Raad van State - 253.238 - 17-03-2022

Samenvatting

Betrokkene diende een aanvraag in om machtiging tot verblijf op grond van medische redenen conform artikel 9ter Vw. Ter staving van zijn identiteit legde hij een uittreksel uit zijn geboorteakte voor, evenals zijn rijbewijs. De Dienst Vreemdelingenzaken verklaarde de aanvraag echter onontvankelijk wegens gebrek aan identiteitsbewijs.
 
De RvV verwierp zijn beroep en was van oordeel dat betrokkene zijn identiteit inderdaad niet afdoende had aangetoond conform de bepalingen van artikel 9ter Vw. Op de voorgelegde geboorteakte stond immers geen foto, zodat de fysieke band tussen de houder ervan en betrokkene niet kon worden vastgesteld. Een rijbewijs bewijst volgens de RvV de identiteit niet, aangezien de doelstelling van een rijbewijs verschilt van de doelstelling van een internationaal paspoort, een gelijkwaardige verblijfsvergunning of een nationale identiteitskaart.
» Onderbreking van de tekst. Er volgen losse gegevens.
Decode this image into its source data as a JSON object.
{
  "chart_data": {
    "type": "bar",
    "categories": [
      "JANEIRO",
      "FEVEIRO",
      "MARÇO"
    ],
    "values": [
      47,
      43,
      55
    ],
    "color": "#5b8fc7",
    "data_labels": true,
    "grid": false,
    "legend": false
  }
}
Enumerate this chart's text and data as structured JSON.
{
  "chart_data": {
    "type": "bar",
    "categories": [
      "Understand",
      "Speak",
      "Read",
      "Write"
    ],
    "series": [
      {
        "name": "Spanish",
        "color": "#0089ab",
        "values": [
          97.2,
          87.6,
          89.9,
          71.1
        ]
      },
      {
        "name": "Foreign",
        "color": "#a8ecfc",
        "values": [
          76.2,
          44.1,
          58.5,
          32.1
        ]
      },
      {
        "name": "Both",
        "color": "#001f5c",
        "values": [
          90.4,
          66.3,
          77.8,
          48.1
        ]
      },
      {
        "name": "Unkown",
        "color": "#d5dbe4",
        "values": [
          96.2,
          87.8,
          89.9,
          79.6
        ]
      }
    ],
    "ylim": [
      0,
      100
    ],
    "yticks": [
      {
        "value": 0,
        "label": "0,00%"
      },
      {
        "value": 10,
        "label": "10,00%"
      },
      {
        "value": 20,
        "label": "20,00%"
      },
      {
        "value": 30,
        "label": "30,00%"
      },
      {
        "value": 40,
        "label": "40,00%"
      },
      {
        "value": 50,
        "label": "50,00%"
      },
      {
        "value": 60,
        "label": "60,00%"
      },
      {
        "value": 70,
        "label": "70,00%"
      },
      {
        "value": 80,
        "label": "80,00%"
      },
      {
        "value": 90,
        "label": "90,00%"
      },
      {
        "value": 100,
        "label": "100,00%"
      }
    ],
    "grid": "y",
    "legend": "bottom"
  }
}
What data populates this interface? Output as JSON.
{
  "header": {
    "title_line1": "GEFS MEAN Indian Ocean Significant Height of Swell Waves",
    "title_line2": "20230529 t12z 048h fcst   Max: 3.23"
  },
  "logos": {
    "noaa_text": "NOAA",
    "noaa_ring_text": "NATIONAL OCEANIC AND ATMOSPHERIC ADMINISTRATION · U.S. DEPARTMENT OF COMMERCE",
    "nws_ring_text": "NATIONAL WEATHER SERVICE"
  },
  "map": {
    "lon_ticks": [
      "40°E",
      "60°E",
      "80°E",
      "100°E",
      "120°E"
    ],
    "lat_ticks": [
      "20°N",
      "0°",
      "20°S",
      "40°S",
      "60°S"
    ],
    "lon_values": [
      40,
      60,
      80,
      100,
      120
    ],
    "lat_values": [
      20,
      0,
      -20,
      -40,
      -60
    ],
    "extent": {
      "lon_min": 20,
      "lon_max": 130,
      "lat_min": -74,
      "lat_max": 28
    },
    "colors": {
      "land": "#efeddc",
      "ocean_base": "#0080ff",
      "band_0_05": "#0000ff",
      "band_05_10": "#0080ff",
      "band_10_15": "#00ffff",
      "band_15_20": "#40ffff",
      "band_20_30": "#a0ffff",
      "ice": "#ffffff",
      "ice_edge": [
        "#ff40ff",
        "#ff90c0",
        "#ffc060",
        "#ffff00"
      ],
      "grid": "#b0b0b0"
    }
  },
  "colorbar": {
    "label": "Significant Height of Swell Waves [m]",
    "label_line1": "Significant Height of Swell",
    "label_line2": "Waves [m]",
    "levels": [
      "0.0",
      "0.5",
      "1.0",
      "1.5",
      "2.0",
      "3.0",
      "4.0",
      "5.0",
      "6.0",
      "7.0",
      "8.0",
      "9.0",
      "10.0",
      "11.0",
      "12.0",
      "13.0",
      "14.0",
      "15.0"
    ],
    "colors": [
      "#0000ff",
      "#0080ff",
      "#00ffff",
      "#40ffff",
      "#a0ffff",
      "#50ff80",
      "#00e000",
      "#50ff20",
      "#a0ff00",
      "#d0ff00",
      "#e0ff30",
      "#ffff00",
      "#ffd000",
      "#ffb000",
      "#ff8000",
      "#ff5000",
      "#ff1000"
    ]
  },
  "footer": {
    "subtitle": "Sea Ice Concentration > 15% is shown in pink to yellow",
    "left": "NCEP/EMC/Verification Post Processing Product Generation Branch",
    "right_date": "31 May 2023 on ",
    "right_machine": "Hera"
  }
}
Een rijbewijs kan dus niet gelijkgesteld worden met identiteitsbewijs. Ook de foto op het rijbewijs volstond volgens de RvV niet omdat de identiteit van betrokkene niet met zekerheid kon worden vastgesteld en hierdoor ook de band tussen beide documenten niet kan worden gegarandeerd, zelfs niet wanneer bepaalde gegevens erin met elkaar overeenstemmen.
 
De RvS verwijst vooreerst naar de bepalingen van artikel 9ter Vw. Deze stellen dat een vreemdeling die een medische regularisatieaanvraag indient, zijn identiteit moet kunnen aantonen aan de hand van een identiteitsdocument of een ander bewijselement dat zijn volledige naam, geboorteplaats en -datum en zijn nationaliteit bevat.
 
Daarnaast mag de identiteit ook bewezen worden aan de hand van alternatieve bewijselementen die samen de identiteit aantonen, op voorwaarde dat deze documenten uitgereikt werden door de bevoegde overheid (art. 9ter, §1, 2° Vw), niet opgesteld werden op basis van loutere verklaringen (§1, 4°) en minstens één ervan toelaat de fysieke band tussen de houder ervan en de betrokkene vast te stellen (§1, 3°).
 
De RvS oordeelt dat de RvV artikel 9ter Vw miskent met zijn stelling dat betrokkene zijn identiteit niet conform artikel 9ter Vw heeft aangetoond. De RvV was immers niet van oordeel dat de voorgelegde geboorteakte en het rijbewijs niet voldeden aan de voorwaarden voorzien in §1, 2° en 4° en bovendien stelde de RvV vast dat er een foto op het rijbewijs stond waardoor de fysieke band kon worden vastgesteld (§1, 3°). In tegenstelling tot wat de RvV meende, is het niet vereist dat ook de geboorteakte een foto bevatte, aangezien er al een foto op het rijbewijs stond. Volgens artikel 9ter Vw is het immers voldoende dat één van de alternatieve bewijsmiddelen voldoet aan de in §1, 3° gestelde voorwaarde. De RvS vernietigt dan ook het arrest van de RvV.